Now to finish the epic tale of Bariloche: 
So after our second dinner of the night at the steak restaurant, we headed over to Moving Bar for some drinks. We met up with our roommies and though Kris and Desmond headed back for some sleep, Sarah and I stuck it out for a bit longer. We all made a movement to go to an Irish bar that we had all been warned about. Rightly so, as it was Packed. We got some beer and hung around for a while, until deciding it was time to dance. Sarah, myself, our roommate, and his friend headed down the the street to "Dusk", a popular discotec. It was a bit less crowded but not much. We got some more beer and squeezed our way towards the center of the dancing. Apparently it was quite late for as we stayed there for a good while, when we got out it was 7am!
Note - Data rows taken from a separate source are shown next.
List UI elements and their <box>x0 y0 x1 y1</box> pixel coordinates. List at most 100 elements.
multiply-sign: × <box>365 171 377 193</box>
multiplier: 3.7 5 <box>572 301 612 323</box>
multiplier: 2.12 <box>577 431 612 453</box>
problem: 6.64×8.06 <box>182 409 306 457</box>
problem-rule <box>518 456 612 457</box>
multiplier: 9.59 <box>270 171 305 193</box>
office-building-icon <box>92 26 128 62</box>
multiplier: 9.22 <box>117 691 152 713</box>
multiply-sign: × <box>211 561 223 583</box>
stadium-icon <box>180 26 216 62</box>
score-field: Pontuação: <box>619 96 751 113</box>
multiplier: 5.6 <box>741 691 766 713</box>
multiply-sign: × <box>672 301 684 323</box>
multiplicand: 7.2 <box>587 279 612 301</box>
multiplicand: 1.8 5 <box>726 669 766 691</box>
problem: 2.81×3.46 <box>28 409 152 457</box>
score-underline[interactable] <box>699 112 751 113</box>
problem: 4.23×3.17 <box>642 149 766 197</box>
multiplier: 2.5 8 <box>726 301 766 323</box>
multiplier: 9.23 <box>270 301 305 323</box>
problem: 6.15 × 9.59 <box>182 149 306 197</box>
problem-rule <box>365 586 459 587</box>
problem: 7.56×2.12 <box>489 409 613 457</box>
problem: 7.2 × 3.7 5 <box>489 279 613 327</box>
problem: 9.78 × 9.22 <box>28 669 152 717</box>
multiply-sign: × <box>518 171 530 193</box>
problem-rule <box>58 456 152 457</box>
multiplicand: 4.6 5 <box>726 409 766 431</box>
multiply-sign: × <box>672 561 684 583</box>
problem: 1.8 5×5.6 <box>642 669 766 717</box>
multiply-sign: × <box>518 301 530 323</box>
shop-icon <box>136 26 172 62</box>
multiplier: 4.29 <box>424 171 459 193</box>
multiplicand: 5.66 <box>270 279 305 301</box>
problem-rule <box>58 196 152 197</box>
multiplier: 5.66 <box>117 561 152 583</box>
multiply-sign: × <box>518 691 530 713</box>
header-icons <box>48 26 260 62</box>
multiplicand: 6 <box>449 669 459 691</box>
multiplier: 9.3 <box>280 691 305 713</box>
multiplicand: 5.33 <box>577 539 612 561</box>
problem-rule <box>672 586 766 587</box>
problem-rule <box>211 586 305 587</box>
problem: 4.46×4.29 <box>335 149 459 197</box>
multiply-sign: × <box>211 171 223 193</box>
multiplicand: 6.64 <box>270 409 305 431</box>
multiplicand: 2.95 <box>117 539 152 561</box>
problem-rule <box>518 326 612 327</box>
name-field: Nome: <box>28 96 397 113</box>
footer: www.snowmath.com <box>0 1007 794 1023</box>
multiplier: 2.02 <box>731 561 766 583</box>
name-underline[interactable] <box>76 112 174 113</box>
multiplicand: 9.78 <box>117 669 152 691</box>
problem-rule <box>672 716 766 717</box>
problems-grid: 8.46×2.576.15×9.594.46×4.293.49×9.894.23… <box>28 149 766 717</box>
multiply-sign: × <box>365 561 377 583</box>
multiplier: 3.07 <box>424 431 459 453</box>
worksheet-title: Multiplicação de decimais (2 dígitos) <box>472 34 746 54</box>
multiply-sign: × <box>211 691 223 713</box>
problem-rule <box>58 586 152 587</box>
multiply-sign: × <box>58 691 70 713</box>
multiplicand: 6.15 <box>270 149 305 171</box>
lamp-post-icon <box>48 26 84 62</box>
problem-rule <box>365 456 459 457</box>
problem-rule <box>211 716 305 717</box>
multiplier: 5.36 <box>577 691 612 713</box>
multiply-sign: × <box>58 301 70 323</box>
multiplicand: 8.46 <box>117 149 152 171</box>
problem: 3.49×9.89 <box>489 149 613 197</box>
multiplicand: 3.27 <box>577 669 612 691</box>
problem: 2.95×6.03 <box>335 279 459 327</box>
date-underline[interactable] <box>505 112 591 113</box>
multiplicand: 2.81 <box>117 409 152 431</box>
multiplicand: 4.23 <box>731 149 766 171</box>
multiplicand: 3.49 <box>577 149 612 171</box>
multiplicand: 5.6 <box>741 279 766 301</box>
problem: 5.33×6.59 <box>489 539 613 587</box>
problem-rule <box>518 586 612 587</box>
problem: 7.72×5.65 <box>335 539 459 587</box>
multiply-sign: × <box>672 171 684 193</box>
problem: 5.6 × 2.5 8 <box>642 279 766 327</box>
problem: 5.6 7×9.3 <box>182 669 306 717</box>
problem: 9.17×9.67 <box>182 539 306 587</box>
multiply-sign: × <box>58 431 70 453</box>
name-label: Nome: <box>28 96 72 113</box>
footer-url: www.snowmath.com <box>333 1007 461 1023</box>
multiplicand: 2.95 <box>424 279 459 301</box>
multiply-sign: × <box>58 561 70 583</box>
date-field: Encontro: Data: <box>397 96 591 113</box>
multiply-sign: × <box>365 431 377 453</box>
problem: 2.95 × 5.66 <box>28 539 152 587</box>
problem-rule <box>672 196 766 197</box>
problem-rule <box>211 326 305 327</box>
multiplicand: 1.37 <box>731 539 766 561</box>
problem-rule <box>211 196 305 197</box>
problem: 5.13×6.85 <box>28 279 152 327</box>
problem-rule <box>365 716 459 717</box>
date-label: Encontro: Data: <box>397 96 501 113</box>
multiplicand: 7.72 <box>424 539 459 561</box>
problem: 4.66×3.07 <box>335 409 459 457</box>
After a bit of wandering around Bariloche we got back to our rooms about 8am. Don't ask me how we did it! At 10am the boys were up and packing and incredibly Sarah and I got up as well. We had to check out by noon, our bus left at 3:30, and we still had chocolate shopping to do! I guess the chocolate was motivation enough as we got ourselves moving. Sarah and I joined up wit our friends from last night and got some big coffees at a cafe. We then went to the biggest chocolaterias around: The Tourist, Rapa Nui, and Mamuschka (spanish word for russian nesting dolls). No picture-taking allowed unfortunately, but the smells were the best part. We picked up some chocolate to share and for ourselves (though not nearly enough), and realized it was time to go. After hurrying to the bus station, we then waited an hour past our departure time. The bus ride was long (and the movie Los 33 Mineros was terrible) and as it always happens, when we got to Valdivia it was raining. However, the trip was a great success and as everyone says: after you go to Bariloche, you can't help but want to go back.